Division of Organ Transplantation, Department of Surgery, University of Massachusetts Memorial Hospital, University of Massachusetts, Worcester, MA.
Division of Transplant and Hepatobiliary Surgery, Henry Ford Hospital, Detroit, MI.
Transplantation. 2021 Apr 1;105(4):796-815. doi: 10.1097/TP.0000000000003573.
Recent trials in liver machine perfusion (MP) have revealed unique challenges beyond those seen in most clinical studies. Correct trial design and interpretation of data are essential to avoid drawing conclusions that may compromise patient safety and increase costs.

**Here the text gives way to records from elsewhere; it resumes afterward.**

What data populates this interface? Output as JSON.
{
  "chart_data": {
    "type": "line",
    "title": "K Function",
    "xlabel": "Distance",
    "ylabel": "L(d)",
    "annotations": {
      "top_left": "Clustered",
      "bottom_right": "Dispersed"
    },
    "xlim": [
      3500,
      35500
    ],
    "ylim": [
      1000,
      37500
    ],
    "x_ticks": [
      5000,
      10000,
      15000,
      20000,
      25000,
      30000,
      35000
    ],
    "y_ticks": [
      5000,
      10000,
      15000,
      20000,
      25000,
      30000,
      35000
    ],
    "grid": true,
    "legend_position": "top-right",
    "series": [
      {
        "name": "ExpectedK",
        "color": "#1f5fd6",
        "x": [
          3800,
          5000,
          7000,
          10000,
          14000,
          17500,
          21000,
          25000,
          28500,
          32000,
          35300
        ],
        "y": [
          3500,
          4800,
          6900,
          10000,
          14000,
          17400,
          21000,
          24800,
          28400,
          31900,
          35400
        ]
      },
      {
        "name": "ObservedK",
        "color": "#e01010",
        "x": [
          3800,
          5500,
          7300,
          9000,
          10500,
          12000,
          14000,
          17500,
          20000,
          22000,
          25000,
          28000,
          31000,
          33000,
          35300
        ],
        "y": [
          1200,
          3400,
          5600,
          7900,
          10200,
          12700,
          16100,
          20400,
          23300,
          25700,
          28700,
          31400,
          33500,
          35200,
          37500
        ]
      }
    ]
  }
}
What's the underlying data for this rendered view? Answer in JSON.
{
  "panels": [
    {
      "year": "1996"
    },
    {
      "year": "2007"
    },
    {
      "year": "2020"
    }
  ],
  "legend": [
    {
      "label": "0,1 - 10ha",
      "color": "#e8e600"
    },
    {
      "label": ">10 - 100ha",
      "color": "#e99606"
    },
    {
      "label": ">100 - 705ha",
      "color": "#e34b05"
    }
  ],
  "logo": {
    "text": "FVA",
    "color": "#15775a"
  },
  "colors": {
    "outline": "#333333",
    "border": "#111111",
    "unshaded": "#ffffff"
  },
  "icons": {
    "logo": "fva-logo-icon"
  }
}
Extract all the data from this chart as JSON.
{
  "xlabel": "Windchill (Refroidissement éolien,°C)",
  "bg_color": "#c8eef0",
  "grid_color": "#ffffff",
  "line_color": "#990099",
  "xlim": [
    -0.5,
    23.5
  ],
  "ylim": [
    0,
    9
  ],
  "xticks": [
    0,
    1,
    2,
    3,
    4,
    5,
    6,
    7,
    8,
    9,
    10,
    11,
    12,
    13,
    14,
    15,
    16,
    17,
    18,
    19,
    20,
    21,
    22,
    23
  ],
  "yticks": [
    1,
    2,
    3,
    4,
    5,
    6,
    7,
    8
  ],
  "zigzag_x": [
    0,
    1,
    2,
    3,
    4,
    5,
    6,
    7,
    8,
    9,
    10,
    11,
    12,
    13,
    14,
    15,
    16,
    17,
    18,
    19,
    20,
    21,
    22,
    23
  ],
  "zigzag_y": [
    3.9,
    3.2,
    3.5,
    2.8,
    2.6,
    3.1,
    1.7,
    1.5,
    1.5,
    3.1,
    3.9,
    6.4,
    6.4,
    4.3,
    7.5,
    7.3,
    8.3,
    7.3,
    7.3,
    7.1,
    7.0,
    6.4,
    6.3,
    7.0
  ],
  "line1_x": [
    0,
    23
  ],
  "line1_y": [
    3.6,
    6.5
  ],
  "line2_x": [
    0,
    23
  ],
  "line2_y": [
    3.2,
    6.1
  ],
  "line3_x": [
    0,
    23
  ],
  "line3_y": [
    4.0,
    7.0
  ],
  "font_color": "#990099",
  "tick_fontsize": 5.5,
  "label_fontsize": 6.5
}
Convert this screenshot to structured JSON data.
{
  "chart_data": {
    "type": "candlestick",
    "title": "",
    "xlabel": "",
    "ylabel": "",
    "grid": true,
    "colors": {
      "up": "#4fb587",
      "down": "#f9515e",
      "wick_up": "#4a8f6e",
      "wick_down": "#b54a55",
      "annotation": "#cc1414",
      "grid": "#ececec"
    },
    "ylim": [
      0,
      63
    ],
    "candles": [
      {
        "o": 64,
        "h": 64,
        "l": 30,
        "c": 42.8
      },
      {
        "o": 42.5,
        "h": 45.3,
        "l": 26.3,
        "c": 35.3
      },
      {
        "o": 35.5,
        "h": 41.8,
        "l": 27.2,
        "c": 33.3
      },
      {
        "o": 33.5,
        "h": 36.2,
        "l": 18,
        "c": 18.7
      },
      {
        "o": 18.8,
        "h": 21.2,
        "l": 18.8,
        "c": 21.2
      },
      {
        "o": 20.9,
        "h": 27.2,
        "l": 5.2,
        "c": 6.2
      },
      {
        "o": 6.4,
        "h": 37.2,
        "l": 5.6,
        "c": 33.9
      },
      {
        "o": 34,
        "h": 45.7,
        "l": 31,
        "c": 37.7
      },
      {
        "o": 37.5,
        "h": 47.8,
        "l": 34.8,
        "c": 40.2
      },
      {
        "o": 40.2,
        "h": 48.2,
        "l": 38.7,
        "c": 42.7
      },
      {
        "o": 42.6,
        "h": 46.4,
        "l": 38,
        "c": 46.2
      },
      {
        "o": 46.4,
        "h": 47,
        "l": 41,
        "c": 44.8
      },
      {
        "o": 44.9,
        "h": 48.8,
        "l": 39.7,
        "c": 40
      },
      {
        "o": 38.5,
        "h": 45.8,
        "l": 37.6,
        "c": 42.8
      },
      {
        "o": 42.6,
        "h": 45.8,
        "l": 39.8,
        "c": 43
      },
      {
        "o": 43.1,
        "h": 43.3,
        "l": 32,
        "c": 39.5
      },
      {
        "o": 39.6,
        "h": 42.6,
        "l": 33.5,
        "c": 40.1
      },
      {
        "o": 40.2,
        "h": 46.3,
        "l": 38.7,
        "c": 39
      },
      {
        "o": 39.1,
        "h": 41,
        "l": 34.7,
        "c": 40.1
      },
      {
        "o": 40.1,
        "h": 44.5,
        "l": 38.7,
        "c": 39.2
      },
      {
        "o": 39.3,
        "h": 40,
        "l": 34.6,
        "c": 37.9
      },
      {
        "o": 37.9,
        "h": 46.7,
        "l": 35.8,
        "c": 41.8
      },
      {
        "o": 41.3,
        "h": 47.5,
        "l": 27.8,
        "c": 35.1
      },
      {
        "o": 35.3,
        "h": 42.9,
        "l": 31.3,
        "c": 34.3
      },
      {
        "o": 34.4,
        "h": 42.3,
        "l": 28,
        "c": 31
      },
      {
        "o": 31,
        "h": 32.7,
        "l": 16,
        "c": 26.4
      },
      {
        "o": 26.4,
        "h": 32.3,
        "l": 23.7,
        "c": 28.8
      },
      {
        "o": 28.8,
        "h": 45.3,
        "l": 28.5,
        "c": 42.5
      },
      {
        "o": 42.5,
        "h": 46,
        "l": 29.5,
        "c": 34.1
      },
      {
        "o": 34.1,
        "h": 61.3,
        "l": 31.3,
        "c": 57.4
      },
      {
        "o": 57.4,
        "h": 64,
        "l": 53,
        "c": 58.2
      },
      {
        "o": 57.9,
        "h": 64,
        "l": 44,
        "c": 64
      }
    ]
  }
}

The International Liver Transplantation Society, through the Special Interest Group "DCD, Preservation and Machine Perfusion," established a working group to write consensus statements and guidelines on how future clinical trials in liver perfusion should be designed, with particular focus on relevant clinical endpoints and how different techniques of liver perfusion should be compared. Protocols, abstracts, and full published papers of clinical trials using liver MP were reviewed. The use of a simplified Grading of Recommendations Assessment, Development, and Evaluation working group (GRADE) system was attempted to assess the level of evidence. The working group presented its conclusions at the International Liver Transplantation Society consensus conference "DCD, Liver Preservation, and Machine Perfusion" held in Venice, Italy, on January 31, 2020.
Twelve recommendations were proposed with the main conclusions that clinical trials investigating the effect of MP in liver transplantation should (1) make the protocol publicly available before the start of the trial, (2) be adequately powered, and (3) carefully consider timing of randomization in function of the primary outcome.
There are issues with using accepted primary outcomes of liver transplantation trials in the context of MP trials, and no ideal endpoint could be defined by the working group. The setup of an international registry was considered vital by the working group.
最近在肝脏机械灌注(MP)的试验中发现了一些独特的挑战,这些挑战超出了大多数临床研究中所见的挑战。正确的试验设计和对数据的解释对于避免得出可能危及患者安全并增加成本的结论至关重要。
国际肝脏移植学会通过“DCD、保存和机械灌注”特别兴趣小组,成立了一个工作组,就如何设计未来的肝脏灌注临床试验撰写共识声明和指南,特别关注相关的临床终点以及如何比较不同的肝脏灌注技术。审查了使用肝脏 MP 的临床试验的方案、摘要和全文发表的论文。尝试使用简化的推荐评估、制定和评估工作组(GRADE)系统来评估证据水平。工作组于 2020 年 1 月 31 日在意大利威尼斯举行的国际肝脏移植学会共识会议“DCD、肝脏保存和机械灌注”上介绍了其结论。
提出了 12 项建议,主要结论是,研究 MP 在肝移植中作用的临床试验应(1)在试验开始前公开方案,(2)充分赋权,(3)根据主要结局仔细考虑随机分组的时间。
在 MP 试验中使用肝移植试验的公认主要结局存在问题,工作组无法定义理想的终点。工作组认为建立一个国际登记处至关重要。